A 24 hour observation of all of the large aircraft flights in the world, condensed down to just over a minute. Similar videos are created by NASA's Future ATM Concepts Evaluation Tool (or FACET), like this one of a day in the life of air traffic over the United States.
posted by gman (14 comments total) 14 users marked this as a favorite
 
This is so cool. Can there really be that much air traffic? It is amazing how much travel by air is done commercially with so few fatalities.
posted by Mental Wimp at 4:56 PM on January 4, 2011


Thank God there's no audio on this. The whining in airports and on planes would be deafening.
posted by Rykey at 5:12 PM on January 4, 2011 [1 favorite]


What's the deal with the food on all of those planes?
posted by punkfloyd at 5:30 PM on January 4, 2011 [1 favorite]


Wow, that was awesome.
posted by Kraftmatic Adjustable Cheese at 5:54 PM on January 4, 2011


I'm a little unclear- is this something downloadable and runnable?

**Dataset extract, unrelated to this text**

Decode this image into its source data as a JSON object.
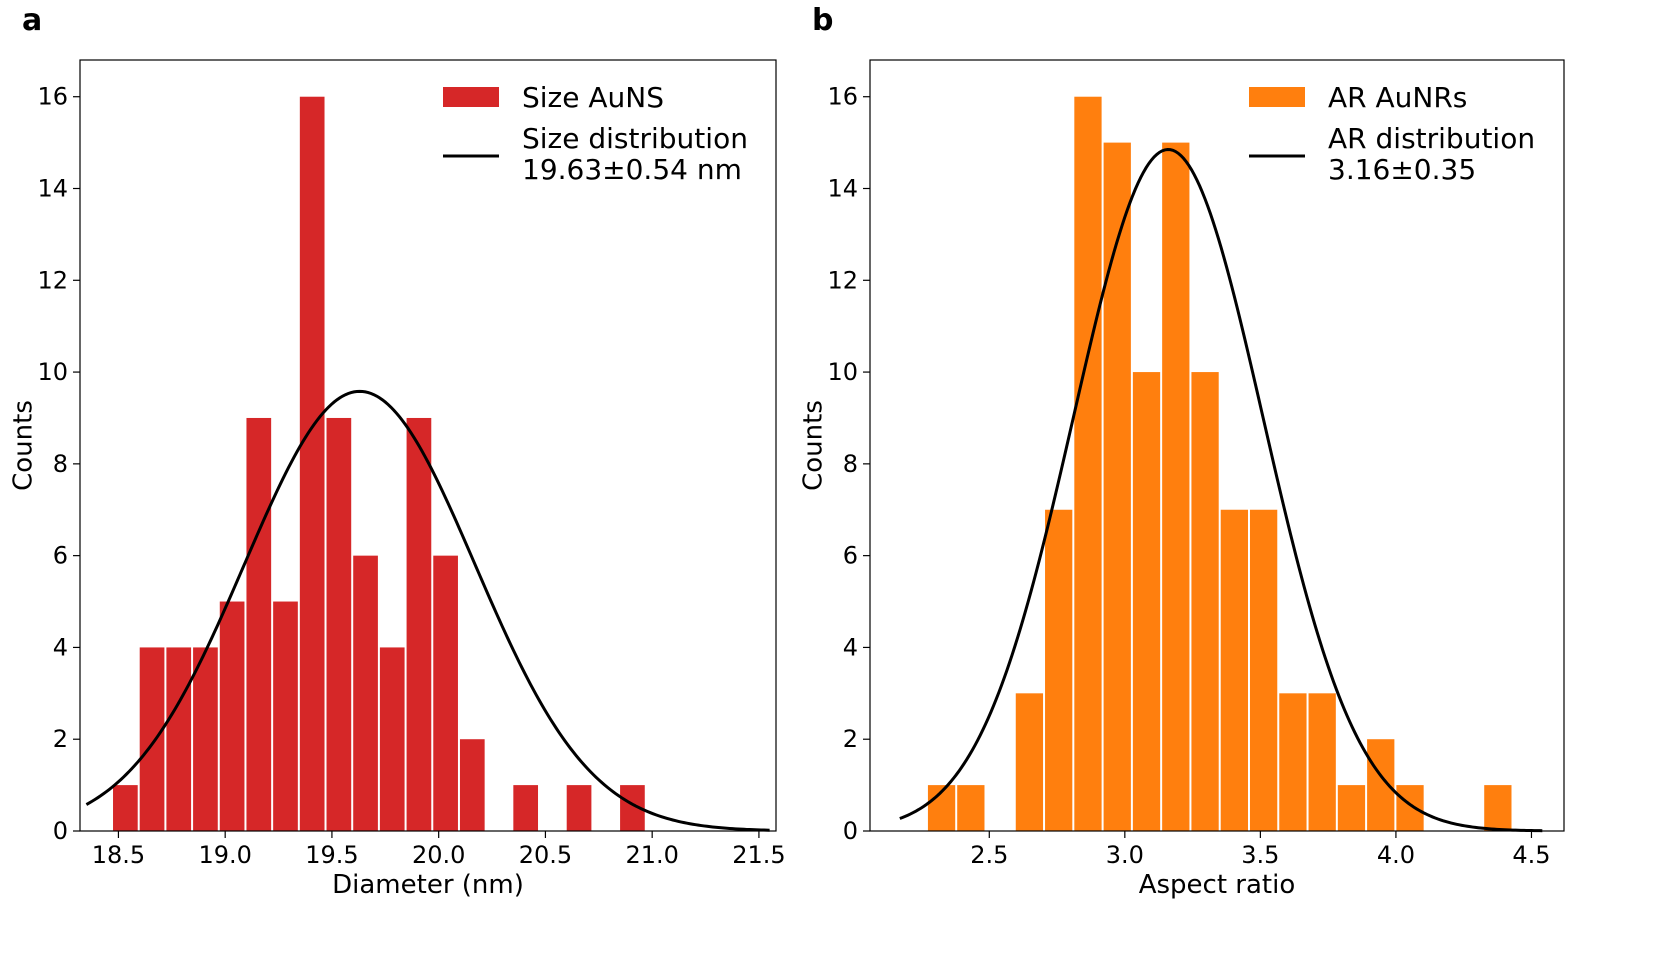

It mentions using realtime data but I'd think a personal version to run yourself using daily published data on a time-delay would be incredibly fascinating.
posted by hincandenza at 6:43 PM on January 4, 2011


I personally would've soundtracked it with this, but pretty damn cool anyway.
posted by mykescipark at 6:49 PM on January 4, 2011


If you want to see a much better rendition that has been on the blue before and was at MoMA the last time I visited, check out Aaron Koblin's Flight Patterns.
posted by nj_subgenius at 7:05 PM on January 4, 2011


Actually, this is the one at MoMA, with music and about three minutes long. I love all of this stuff.
posted by nj_subgenius at 7:12 PM on January 4, 2011


My google-fu is totally failing me, but I seem to recall something similar and just as "information is beautiful" cool being done in the last couple of years that showed some bit of news or other big event traveling around the world as measured by internet data usage/twitter activity or some other such thing. I think it may have been news of the U.S. stock market crash, but am not very certain about that. Anyone?
posted by webhund at 8:55 PM on January 4, 2011


Cool how you can first see all the overnight flights flying east to Europe, replaced by all the daylight chasing flights heading west to North America.
posted by Hoenikker at 10:25 PM on January 4, 2011


Wow. Pretty amazing stuff. Although, did anyone else find the "more" description of the first post a bit OTT?

This is something that everyone should see. For us old-timers it is really fascinating. For our children/grandchildren it provides a superb learning moment and an opportunity to open up what could be a very interesting discussion. This is one of the coolest things I have ever seen.

I mean, really?
posted by baejoseph at 12:09 AM on January 5, 2011


Jaw = on the floor. As a flight, transportation, and timetable enthusiast (yeah, that's right, timetable enthusiast. Wanna make something of it??), I can say with confidence I will watch this video, and the others that have been noted in the comments, many many times.

You know what else would be cool? A similar visualization of train trips across, say, Europe in the 40's and 50's. Actually, even a present day visualization of train trips in Europe in a 24-hr period would be fascinating.

You tripped my Transportation Geek alarm. I'll stop now.
posted by dry white toast at 9:25 AM on January 5, 2011


I still don't understand why anyone would, on their on accord, fly to the UK ....
I'm surrounded by airports... I just had no idea the sheer extent of traffic going through them!
Fantastic link / find!
posted by Large_Pudding at 4:50 PM on January 5, 2011


This global animation is something I've always wanted to see, but I only search for it every few years, and hadn't found it yet. Thanks for bringing it to me!